We are now on our own - with no help from ProfessorJ to shows us
nicely the information represented by our objects, or to provide an
environment to run our test suite.
Viewing the data definitions
To make it possible to view the values of the fields for the objects
we define, we add to each class a method asString()
that
produces a String
representation of our data. Java allows us
to use the +
operator to concatenate two String
s -
it is much less messy than using the concat
method we used
earlier.
The simplest way for defining the toString
method for the
class MyClass
is:
public String toString(){ return "new MyClass(" + this.field1 + ", " + this.field2 + ")"; }
Our example for the class Book
shows a more elaborate version
that gives us not only the value of each field, but also its name.
Java provides a toString()
method for the class Object, but
it typically does not give us the information we are interested in,
and so we define our own asString()
method.
You must define the method toString()
for every class you
design, even if, at times, it may show only a portion of the data
represented by the instance of the class.
Designing tests
Our goal when designing tests is to make sure that we can tell easily not only that some tests failed, but also which test failed.

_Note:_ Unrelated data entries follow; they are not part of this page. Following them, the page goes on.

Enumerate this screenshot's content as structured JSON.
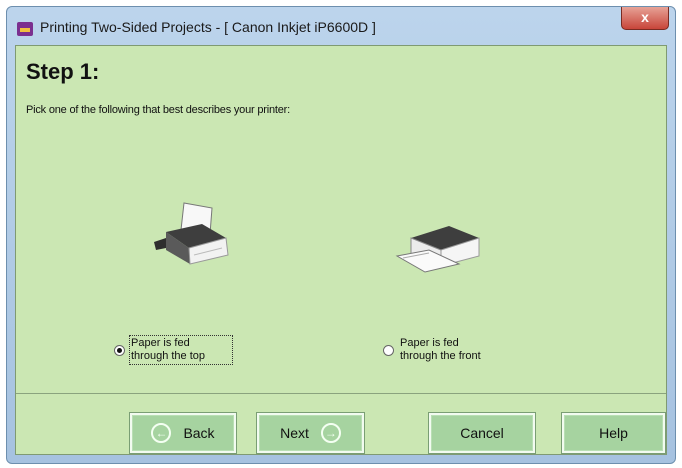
{
  "window": {
    "title": "Printing Two-Sided Projects - [ Canon Inkjet iP6600D ]",
    "close_glyph": "x"
  },
  "step": {
    "title": "Step 1:",
    "instruction": "Pick one of the following that best describes your printer:"
  },
  "options": [
    {
      "icon": "top-feed-printer-icon",
      "line1": "Paper is fed",
      "line2": "through the top",
      "selected": true
    },
    {
      "icon": "front-feed-printer-icon",
      "line1": "Paper is fed",
      "line2": "through the front",
      "selected": false
    }
  ],
  "buttons": {
    "back": "Back",
    "next": "Next",
    "cancel": "Cancel",
    "help": "Help"
  },
  "icons": {
    "back_arrow": "←",
    "next_arrow": "→"
  },
  "colors": {
    "content_bg": "#cbe7b3",
    "button_bg": "#a6d3a0",
    "title_bar": "#bcd4ec"
  }
}
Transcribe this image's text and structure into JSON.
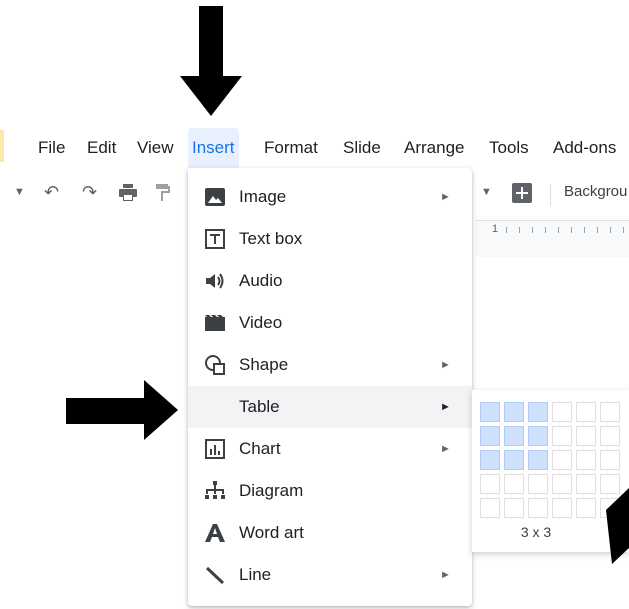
{
  "menubar": {
    "items": [
      "File",
      "Edit",
      "View",
      "Insert",
      "Format",
      "Slide",
      "Arrange",
      "Tools",
      "Add-ons"
    ]
  },
  "toolbar": {
    "background_label": "Backgrou",
    "ruler_number": "1"
  },
  "insert_menu": {
    "items": [
      {
        "label": "Image",
        "icon": "image-icon",
        "submenu": true
      },
      {
        "label": "Text box",
        "icon": "text-box-icon",
        "submenu": false
      },
      {
        "label": "Audio",
        "icon": "audio-icon",
        "submenu": false
      },
      {
        "label": "Video",
        "icon": "video-icon",
        "submenu": false
      },
      {
        "label": "Shape",
        "icon": "shape-icon",
        "submenu": true
      },
      {
        "label": "Table",
        "icon": "",
        "submenu": true
      },
      {
        "label": "Chart",
        "icon": "chart-icon",
        "submenu": true
      },
      {
        "label": "Diagram",
        "icon": "diagram-icon",
        "submenu": false
      },
      {
        "label": "Word art",
        "icon": "word-art-icon",
        "submenu": false
      },
      {
        "label": "Line",
        "icon": "line-icon",
        "submenu": true
      }
    ]
  },
  "table_picker": {
    "size_label": "3 x 3",
    "selected_rows": 3,
    "selected_cols": 3
  },
  "colors": {
    "accent": "#1a73e8",
    "highlight": "#e8f0fe",
    "selected_cell": "#cfe0fc"
  }
}
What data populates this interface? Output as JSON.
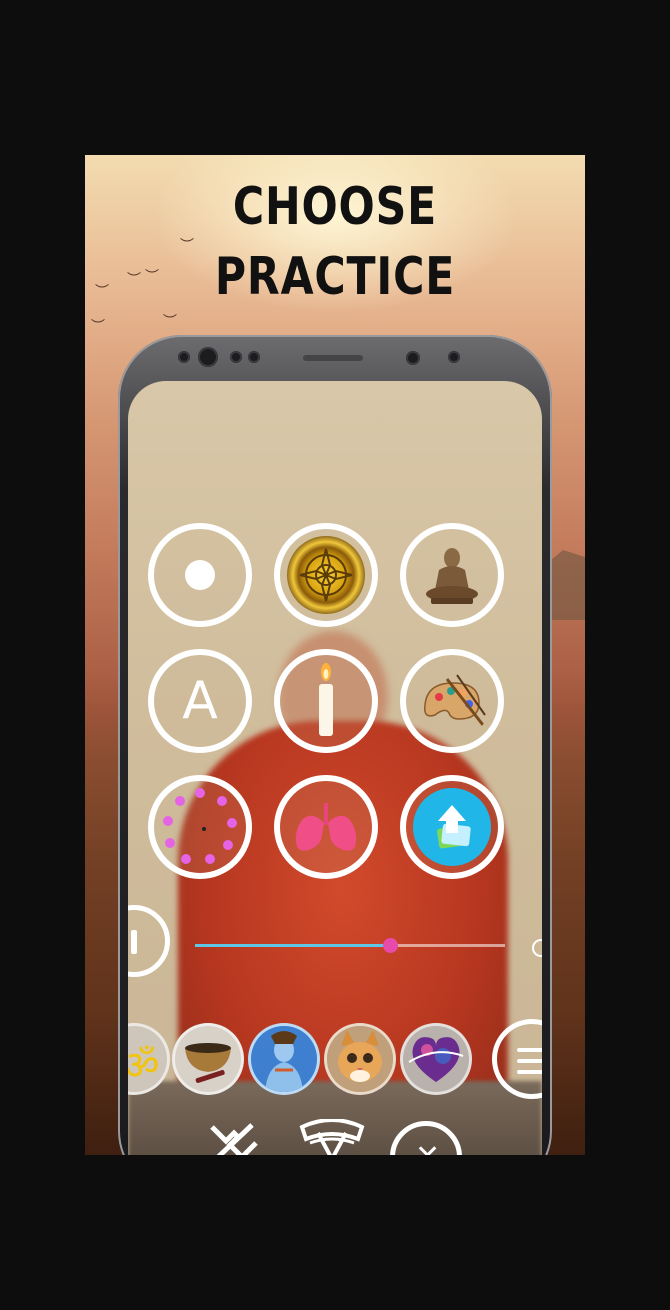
{
  "headline": {
    "line1": "CHOOSE",
    "line2": "PRACTICE"
  },
  "practice_grid": [
    {
      "name": "dot",
      "icon": "dot-icon"
    },
    {
      "name": "mandala",
      "icon": "mandala-icon"
    },
    {
      "name": "buddha",
      "icon": "buddha-statue-icon"
    },
    {
      "name": "letter",
      "icon": "letter-a-icon",
      "label": "A"
    },
    {
      "name": "candle",
      "icon": "candle-icon"
    },
    {
      "name": "palette",
      "icon": "paint-palette-icon"
    },
    {
      "name": "breath-clock",
      "icon": "breath-dots-icon"
    },
    {
      "name": "lungs",
      "icon": "lungs-icon"
    },
    {
      "name": "upload-image",
      "icon": "upload-image-icon"
    }
  ],
  "player": {
    "progress": 0.63
  },
  "sound_tray": [
    {
      "name": "om",
      "icon": "om-icon"
    },
    {
      "name": "singing-bowl",
      "icon": "singing-bowl-icon"
    },
    {
      "name": "shiva",
      "icon": "shiva-icon"
    },
    {
      "name": "kitten",
      "icon": "kitten-icon"
    },
    {
      "name": "cosmic-heart",
      "icon": "cosmic-heart-icon"
    }
  ],
  "colors": {
    "accent_blue": "#5ec7e6",
    "accent_pink": "#e84aa9",
    "ring": "#ffffff"
  }
}
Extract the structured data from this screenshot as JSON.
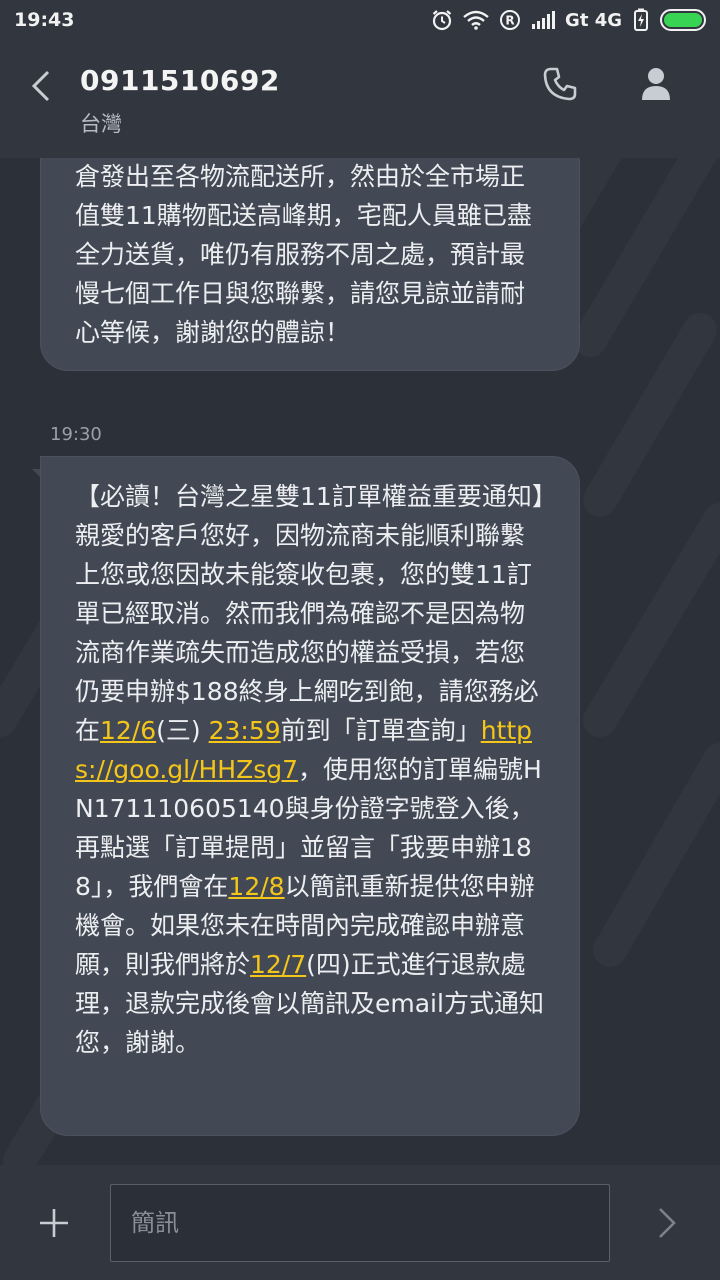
{
  "status_bar": {
    "time": "19:43",
    "network_label": "Gt 4G",
    "icons": [
      "alarm-icon",
      "wifi-icon",
      "roaming-icon",
      "signal-icon",
      "battery-saver-icon",
      "battery-icon"
    ],
    "battery_color": "#39d353"
  },
  "header": {
    "contact_number": "0911510692",
    "contact_region": "台灣",
    "icons": [
      "back-arrow-icon",
      "phone-icon",
      "person-icon"
    ]
  },
  "messages": [
    {
      "parts": [
        {
          "text": "倉發出至各物流配送所，然由於全市場正值雙11購物配送高峰期，宅配人員雖已盡全力送貨，唯仍有服務不周之處，預計最慢七個工作日與您聯繫，請您見諒並請耐心等候，謝謝您的體諒！"
        }
      ]
    },
    {
      "timestamp": "19:30",
      "parts": [
        {
          "text": "【必讀！台灣之星雙11訂單權益重要通知】親愛的客戶您好，因物流商未能順利聯繫上您或您因故未能簽收包裹，您的雙11訂單已經取消。然而我們為確認不是因為物流商作業疏失而造成您的權益受損，若您仍要申辦$188終身上網吃到飽，請您務必在"
        },
        {
          "text": "12/6",
          "link": true
        },
        {
          "text": "(三) "
        },
        {
          "text": "23:59",
          "link": true
        },
        {
          "text": "前到「訂單查詢」"
        },
        {
          "text": "https://goo.gl/HHZsg7",
          "link": true
        },
        {
          "text": "，使用您的訂單編號HN171110605140與身份證字號登入後，再點選「訂單提問」並留言「我要申辦188」，我們會在"
        },
        {
          "text": "12/8",
          "link": true
        },
        {
          "text": "以簡訊重新提供您申辦機會。如果您未在時間內完成確認申辦意願，則我們將於"
        },
        {
          "text": "12/7",
          "link": true
        },
        {
          "text": "(四)正式進行退款處理，退款完成後會以簡訊及email方式通知您，謝謝。"
        }
      ]
    }
  ],
  "colors": {
    "background": "#2b3039",
    "bar": "#31363f",
    "bubble": "#434954",
    "link": "#f4c619"
  },
  "compose": {
    "placeholder": "簡訊",
    "value": "",
    "icons": [
      "plus-icon",
      "send-chevron-icon"
    ]
  }
}
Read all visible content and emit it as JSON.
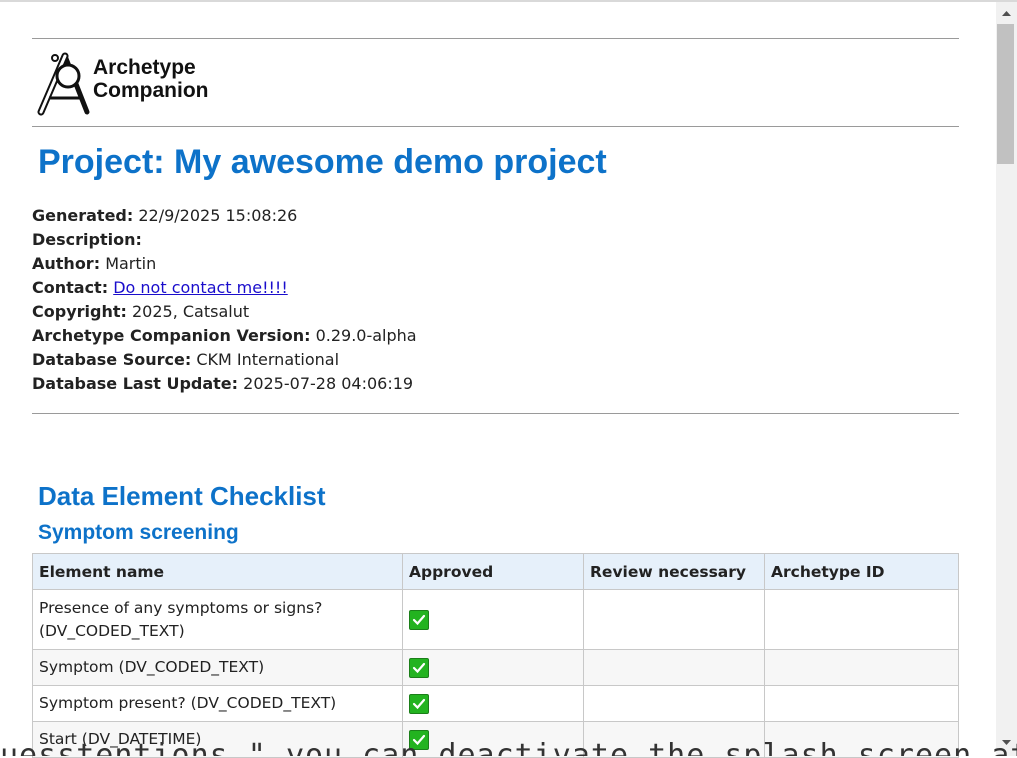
{
  "logo": {
    "line1": "Archetype",
    "line2": "Companion"
  },
  "page_title": "Project: My awesome demo project",
  "meta": {
    "generated_label": "Generated:",
    "generated_value": "22/9/2025 15:08:26",
    "description_label": "Description:",
    "description_value": "",
    "author_label": "Author:",
    "author_value": "Martin",
    "contact_label": "Contact:",
    "contact_value": "Do not contact me!!!!",
    "copyright_label": "Copyright:",
    "copyright_value": "2025, Catsalut",
    "version_label": "Archetype Companion Version:",
    "version_value": "0.29.0-alpha",
    "db_source_label": "Database Source:",
    "db_source_value": "CKM International",
    "db_update_label": "Database Last Update:",
    "db_update_value": "2025-07-28 04:06:19"
  },
  "section_title": "Data Element Checklist",
  "subsection_title": "Symptom screening",
  "table": {
    "headers": [
      "Element name",
      "Approved",
      "Review necessary",
      "Archetype ID"
    ],
    "rows": [
      {
        "name": "Presence of any symptoms or signs? (DV_CODED_TEXT)",
        "approved": true,
        "review": "",
        "archetype_id": ""
      },
      {
        "name": "Symptom (DV_CODED_TEXT)",
        "approved": true,
        "review": "",
        "archetype_id": ""
      },
      {
        "name": "Symptom present? (DV_CODED_TEXT)",
        "approved": true,
        "review": "",
        "archetype_id": ""
      },
      {
        "name": "Start (DV_DATETIME)",
        "approved": true,
        "review": "",
        "archetype_id": ""
      }
    ]
  },
  "overlay_text": "uesstentions \" you can deactivate the splash screen at",
  "colors": {
    "heading": "#0d72c9",
    "link": "#1a0dcc",
    "check": "#23b320",
    "header_bg": "#e6f0fa"
  },
  "icons": {
    "check": "checkbox-checked-icon",
    "logo": "magnifier-A-logo-icon",
    "scroll_up": "arrow-up-icon",
    "scroll_down": "arrow-down-icon"
  }
}
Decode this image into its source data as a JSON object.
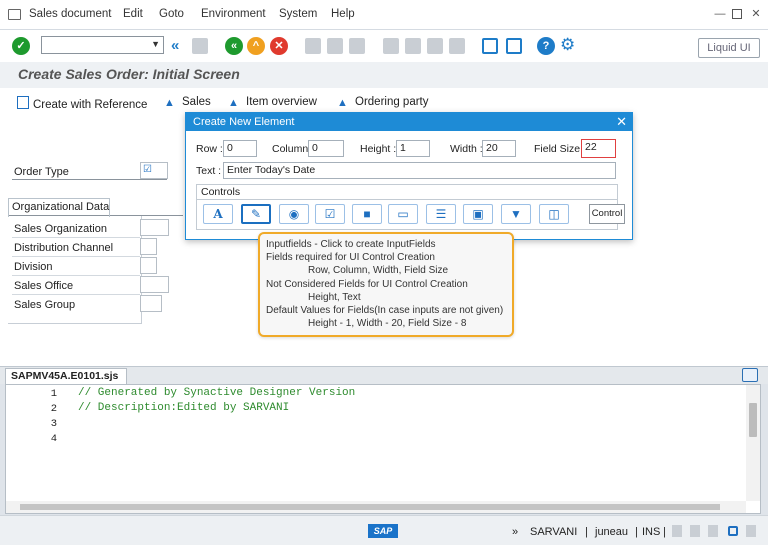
{
  "menu": {
    "items": [
      "Sales document",
      "Edit",
      "Goto",
      "Environment",
      "System",
      "Help"
    ]
  },
  "toolbar": {
    "command_value": "",
    "liquid_ui_label": "Liquid UI"
  },
  "screen": {
    "title": "Create Sales Order: Initial Screen"
  },
  "app_toolbar": {
    "items": [
      "Create with Reference",
      "Sales",
      "Item overview",
      "Ordering party"
    ]
  },
  "form": {
    "order_type_label": "Order Type",
    "org_data_title": "Organizational Data",
    "org_fields": [
      "Sales Organization",
      "Distribution Channel",
      "Division",
      "Sales Office",
      "Sales Group"
    ]
  },
  "dialog": {
    "title": "Create New Element",
    "row_label": "Row :",
    "row_value": "0",
    "column_label": "Column :",
    "column_value": "0",
    "height_label": "Height :",
    "height_value": "1",
    "width_label": "Width :",
    "width_value": "20",
    "fieldsize_label": "Field Size :",
    "fieldsize_value": "22",
    "text_label": "Text :",
    "text_value": "Enter Today's Date",
    "controls_label": "Controls",
    "control_button_label": "Control"
  },
  "tooltip": {
    "lines": [
      "Inputfields - Click to create InputFields",
      "Fields required for UI Control Creation",
      "Row, Column, Width, Field Size",
      "Not Considered Fields for UI Control Creation",
      "Height, Text",
      "Default Values for Fields(In case inputs are not given)",
      "Height - 1, Width - 20, Field Size - 8"
    ]
  },
  "editor": {
    "tab_label": "SAPMV45A.E0101.sjs",
    "line_numbers": [
      "1",
      "2",
      "3",
      "4"
    ],
    "code_lines": [
      "// Generated by Synactive Designer Version",
      "// Description:Edited by SARVANI",
      "",
      ""
    ]
  },
  "status": {
    "user": "SARVANI",
    "server": "juneau",
    "mode": "INS"
  }
}
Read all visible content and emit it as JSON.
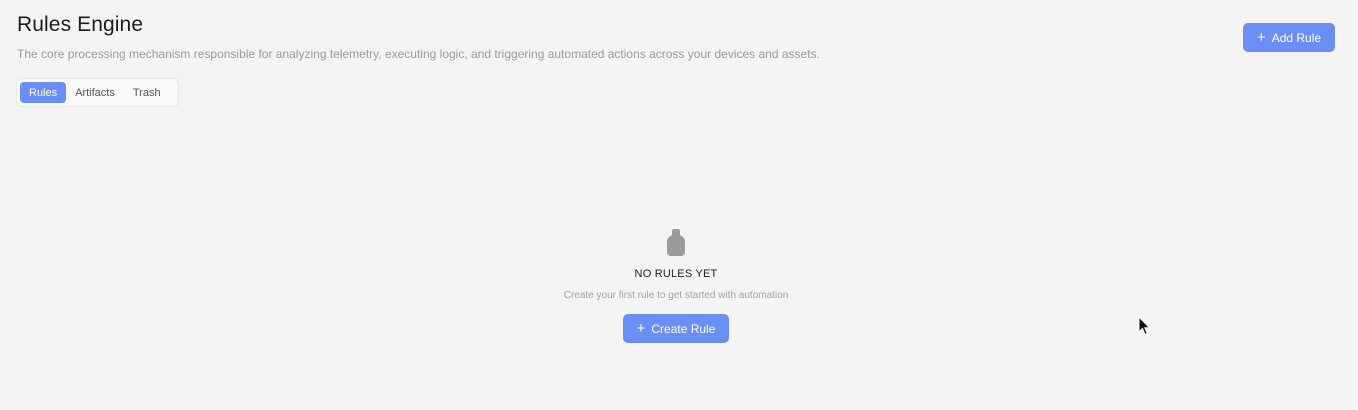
{
  "header": {
    "title": "Rules Engine",
    "subtitle": "The core processing mechanism responsible for analyzing telemetry, executing logic, and triggering automated actions across your devices and assets.",
    "add_button_label": "Add Rule",
    "add_button_icon": "plus-icon"
  },
  "tabs": [
    {
      "label": "Rules",
      "active": true
    },
    {
      "label": "Artifacts",
      "active": false
    },
    {
      "label": "Trash",
      "active": false
    }
  ],
  "empty_state": {
    "icon": "flask-icon",
    "title": "NO RULES YET",
    "description": "Create your first rule to get started with automation",
    "button_label": "Create Rule",
    "button_icon": "plus-icon"
  },
  "colors": {
    "accent": "#6b8ef4",
    "background": "#f4f4f4",
    "icon_gray": "#9c9c9c"
  }
}
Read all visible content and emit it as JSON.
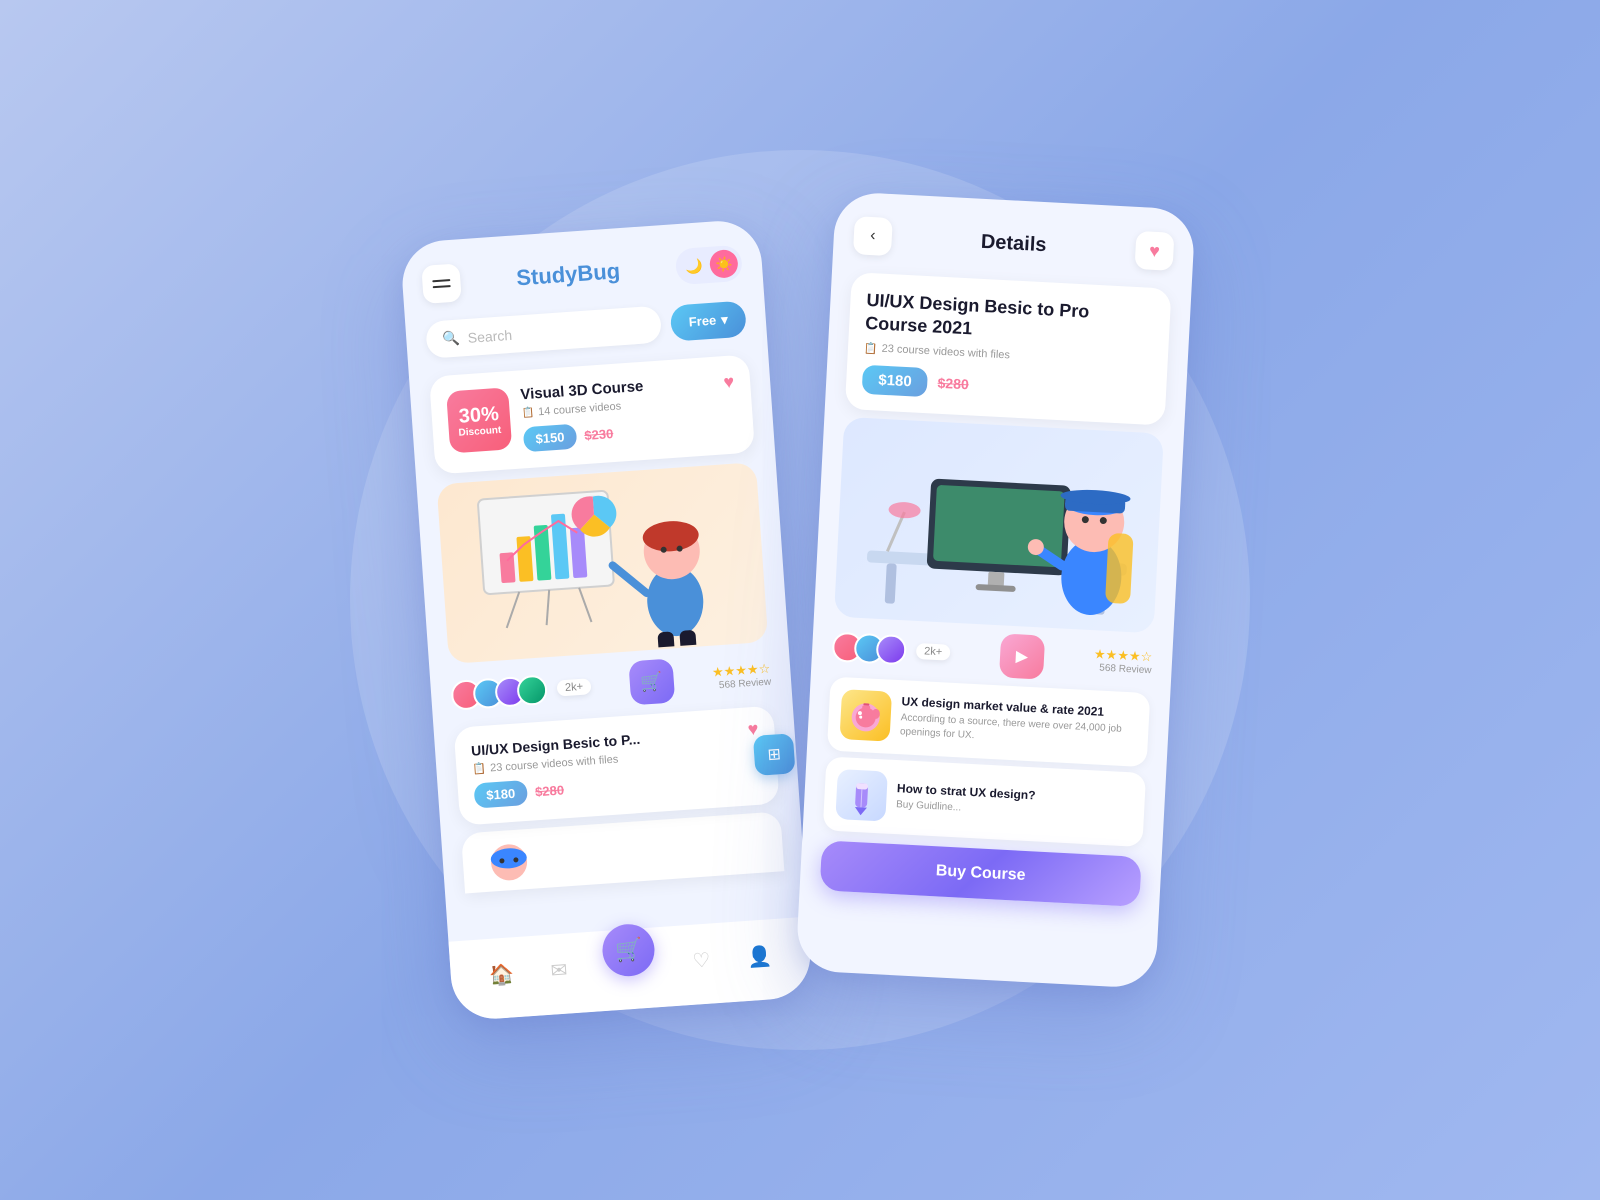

Read the code that tests the method before
. It prints out a
String
that consists of the names of the tests and the
results of the tests. Convert your examples for the tests for the
methods sameAuthor
and sameName
into similar tests
and run your code again.
Save your results as a .zip file.
Start a new project BlobWorld. Import the .java files from the
BlobWorld
folder. Notice that the files are marked with a
number of errors. You need the world.jar
library.
To add the library to your project proceed as follows:
In the Project
menu select Properties
.
In the left pane select java Build Path
In the top menu line select Libraries
On the right select Add Variable ...
. A pane with title
New Variable Classpath Entry
will open.
Click on Configure Variables...
Click on New
to get the new Variable Entry
pane
Enter world as Name
and click on
File...
to select the world.jar
file in your
BlobWorld
directory. (You may later choose to move it
elsewhere - but make sure you re-do these steps.)
Hit OK
. A new entry should be visible under the
Classpath Variables
. Highlight it and hit OK
again.
You are back in the pane where you started adding a variable,
but now, the entry for world
is available. From now on, the
BlobWorld
project knows how to find the library. Hit
OK
to get back to you project environment.
You can now run your BlobWorld
project. The key controls the
movement of the ball, but the timer also moves the ball randomly on
each tick. The user interface is nearly the same as we have seen in
ProfessorJ.
Make sure you can run the project and see how it is designed.
Create a new project named UFO and import all files from the UFO directory. Add the library (variable) to the project and run it. Make additions like those in the previous lab and make sure they work.